A Home Loan is a long-term obligation and can financially drain your savings due to higher interest rates. A balance transfer is one of the easiest ways to deal with a high Home Loan interest rate. Read this article to find out how a Home Loan Balance Transfer works.
How to Opt for a Home Loan Balance Transfer?
A Home Loan balance transfer option is a moving option. A new lending institution takes over your loan account. Usually, the interest rate offered by a new lending institution is lower than your existing one, which is the driving factor of a balance transfer.
For this transfer of loan balance, a fee is charged. A Home Loan transfer charges include foreclosure of loan, processing fee, and stamp duty charges for the loan agreement. Before choosing a lender, check these charges.
How is a Home Loan Balance Transfer Advantageous for borrowers?
Let’s see the benefits of opting for a Home Loan Balance Transfer –
– A Top-up Loan to Meet Financial Objectives
The new lender also sanctions a top-up loan when opting for a Home Loan Balance Transfer. Borrowers can request a top-up loan of up to 25% of their loan amount.
– A Lower Interest Rate Equals Lower EMI
The overall benefit of a Home Loan transfer is to decrease the EMI cost. Borrowers count on a lower interest rate when looking to go further with a balance transfer. When the Reserve Bank of India (RBI) changes the policy rates, loan providers also reduce/increase the interest rates at different levels. In such situations, a loan balance transfer is an attractive option, especially for those who are unsatisfied with their EMIs.
– No Limit on the Balance Transfer
Many lenders offer the facility of a Home Loan balance transfer with no upper limit. This depends on how well you meet the eligibility parameters of the new lender.
– Negotiate the Terms
If you have a high credit score and a good repayment history, you can negotiate the terms of a Home Loan balance transfer. Using your good repayment history, you can get a lower rate of interest.
What to Consider While Opting for Home Loan Balance Transfer?

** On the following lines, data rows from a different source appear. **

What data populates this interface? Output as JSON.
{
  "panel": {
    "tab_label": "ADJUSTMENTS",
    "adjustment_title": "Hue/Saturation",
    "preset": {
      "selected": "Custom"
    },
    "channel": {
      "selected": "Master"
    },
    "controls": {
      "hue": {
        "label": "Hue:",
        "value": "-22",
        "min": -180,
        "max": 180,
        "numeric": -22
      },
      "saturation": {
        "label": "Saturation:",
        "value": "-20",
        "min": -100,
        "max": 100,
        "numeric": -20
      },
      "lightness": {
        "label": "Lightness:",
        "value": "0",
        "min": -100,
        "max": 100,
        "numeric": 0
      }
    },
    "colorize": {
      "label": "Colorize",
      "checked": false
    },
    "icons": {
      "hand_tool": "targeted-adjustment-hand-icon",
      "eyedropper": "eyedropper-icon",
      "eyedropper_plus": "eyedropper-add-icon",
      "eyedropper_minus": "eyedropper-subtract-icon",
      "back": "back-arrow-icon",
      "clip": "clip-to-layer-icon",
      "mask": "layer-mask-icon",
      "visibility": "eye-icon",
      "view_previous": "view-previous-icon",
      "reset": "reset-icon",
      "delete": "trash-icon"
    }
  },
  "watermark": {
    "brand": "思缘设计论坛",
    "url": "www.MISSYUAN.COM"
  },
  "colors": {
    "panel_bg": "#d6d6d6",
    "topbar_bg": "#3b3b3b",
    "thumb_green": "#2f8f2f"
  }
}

When you opt for a Home Loan Balance Transfer, consider the following –
– Timing of Balance Transfer
Just transferring the Home Loan based on the rate of interest may not help borrowers. The right timing matters. It would be best to transfer a loan within the first half of your repayment term. If you have already repaid half of the loan, it is better to wait till the loan maturity. Transferring a loan at the end of tenure may increase the financial burden.
– Type of Interest
Before jumping to the final decision of loan transfer, you should know about the new lender’s interest rate policy. Check whether they use a fixed or reducing method to calculate the interest rate. Fixed interest rates cost the borrowers more than reducing interest rates. Reducing interest rates may or may not change in future depending on market fluctuations. Therefore, it is crucial to know the method used for interest calculation before a loan transfer. The interest paid on a Home Loan can be claimed as a deduction up to Rs. 2 Lakh under Section 24, thus, tax saving on Home Loan.
– Foreclosure Charges
Like most borrowers, you may want to repay the loan partially with the excess amount you have. It is necessary to know the foreclosure charges with the new lender. Check if these charges will be levied before the balance transfer or after.
– Processing Fees and other Charges
The borrower will need to bear a few expenses associated with the process of the loan balance transfer, including processing costs, stamp duty, and other allied charges. These fees may differ based on your employment. For example, a salaried individual will pay different charges than a self-employed individual.
Thus, decide on a Home Loan transfer after going through the positives, negatives, incurred expenses, fees and your ultimate savings. You need to get a No Objection Certificate (NOC) from your existing lender before starting the loan transfer process.